Natividade no cotidiano

Por Hiran de Melo

 

Nesta noite festiva

No nascer do amor total

Nesta hora, neste agora.

 

Saibas, noiva minha

Que sou tua tenda

No deserto da paixão

Recebendo o pôr do sol

Negra estarei.

 

(Coral em falsete)

Eu a tenho

Noiva minha

Dentro do abraço

Em um só laço.

 

Saibas, noiva minha

Que sou teu pavilhão

Na festa do nascer do sol

Branco estarei.

 

(Coral em falsete)

Eu a tenho

Noiva minha

Dentro do abraço

Em um só laço.

 

Afeta-me o total amor

Que quanto mais dar

Mais tem para oferecer

Nada como compensação

Tudo vindo de graça

Na graça da oração.

 

(Coral em falsete)

Acolho-te, noiva minha

Com as tuas luzes

Com as tuas sombras

 

Composição -  Hiran de Melo & Boy

Intérpretes: Boy & Bielzin

Arranjos e Gravação: Studio Washington Boy

Faixa 05 do Álbum Trilhas e Estradas da Vida

Publicado no blog: Álbuns – Letras de Músicas

Vídeo:

https://www.youtube.com/watch?v=86He6TF6pnY

https://www.youtube.com/watch?v=86He6TF6pnY

 

Natividade no cotidiano - depoimento

Por Hiran de Melo

A canção “Natividade no Cotidiano” se ergue como um rito poético em que o amor é celebrado não apenas como sentimento, mas como força criadora que renova o instante.
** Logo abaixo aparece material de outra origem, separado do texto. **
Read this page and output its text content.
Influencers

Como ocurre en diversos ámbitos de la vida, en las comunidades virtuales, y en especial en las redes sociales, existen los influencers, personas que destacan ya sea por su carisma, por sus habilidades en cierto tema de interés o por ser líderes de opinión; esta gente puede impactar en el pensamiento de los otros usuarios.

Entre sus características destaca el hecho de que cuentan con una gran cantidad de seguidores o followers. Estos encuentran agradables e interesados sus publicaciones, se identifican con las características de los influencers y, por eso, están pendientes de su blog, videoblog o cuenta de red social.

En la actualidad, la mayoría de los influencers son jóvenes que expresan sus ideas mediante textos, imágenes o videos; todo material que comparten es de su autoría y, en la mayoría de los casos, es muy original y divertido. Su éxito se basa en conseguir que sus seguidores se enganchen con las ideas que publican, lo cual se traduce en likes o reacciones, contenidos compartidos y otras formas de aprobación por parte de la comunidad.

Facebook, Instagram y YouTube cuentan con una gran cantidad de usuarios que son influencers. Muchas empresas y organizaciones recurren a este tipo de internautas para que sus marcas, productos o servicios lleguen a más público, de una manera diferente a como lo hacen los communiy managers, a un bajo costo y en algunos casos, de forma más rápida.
Cada verso é uma epifania do cotidiano, transformando o simples em sagrado, o abraço em templo, o encontro em aurora.

O amor como nascimento

 A abertura da canção evoca o nascimento do amor total, como se cada gesto fosse um parto da alma. A “noite festiva” suspende o tempo, permitindo que o instante se torne eterno. Amar é nascer de novo, é descobrir que a vida se reinventa no calor de um olhar ou no silêncio de um abraço.

A dualidade do amor

 Entre a tenda negra e o pavilhão branco, o amor revela sua natureza paradoxal: intensidade e serenidade, sombra e luz, desejo e paz. Essa dança não divide, mas completa. O amor é feito de contrastes que se abraçam, de opostos que se tornam unidade.

A graça do amor

 Nos versos que afirmam “Nada como compensação / Tudo vindo de graça / Na graça da oração”, o amor se eleva à condição de dádiva. Ele não é troca, mas dom gratuito, bênção que transcende a lógica humana. Amar é receber sem exigir, doar sem esperar retorno, viver na gratuidade de um milagre cotidiano.

A intimidade como templo

 O coral em falsete, repetido como mantra, cria atmosfera de encantamento. O abraço torna-se santuário, laço que une corpo e espírito, revelando a intimidade mais pura. Nesse espaço, o tempo se suspende e o amor se manifesta como fusão de almas.

O cotidiano transfigurado

 A canção nos lembra que o amor é força que transforma o banal em sublime. O nascer e o pôr do sol simbolizam a ciclicidade da vida, em que cada encontro é renascimento. O cotidiano, atravessado pela presença amorosa, torna-se sagrado: gesto simples se converte em rito, palavra em oração, silêncio em eternidade.

Em síntese, “Natividade no Cotidiano” é um hino à beleza da vida quando iluminada pelo amor. Ele nos convida a perceber que cada instante pode ser aurora, cada abraço pode ser templo, e que viver é escolher amar como quem celebra um mistério.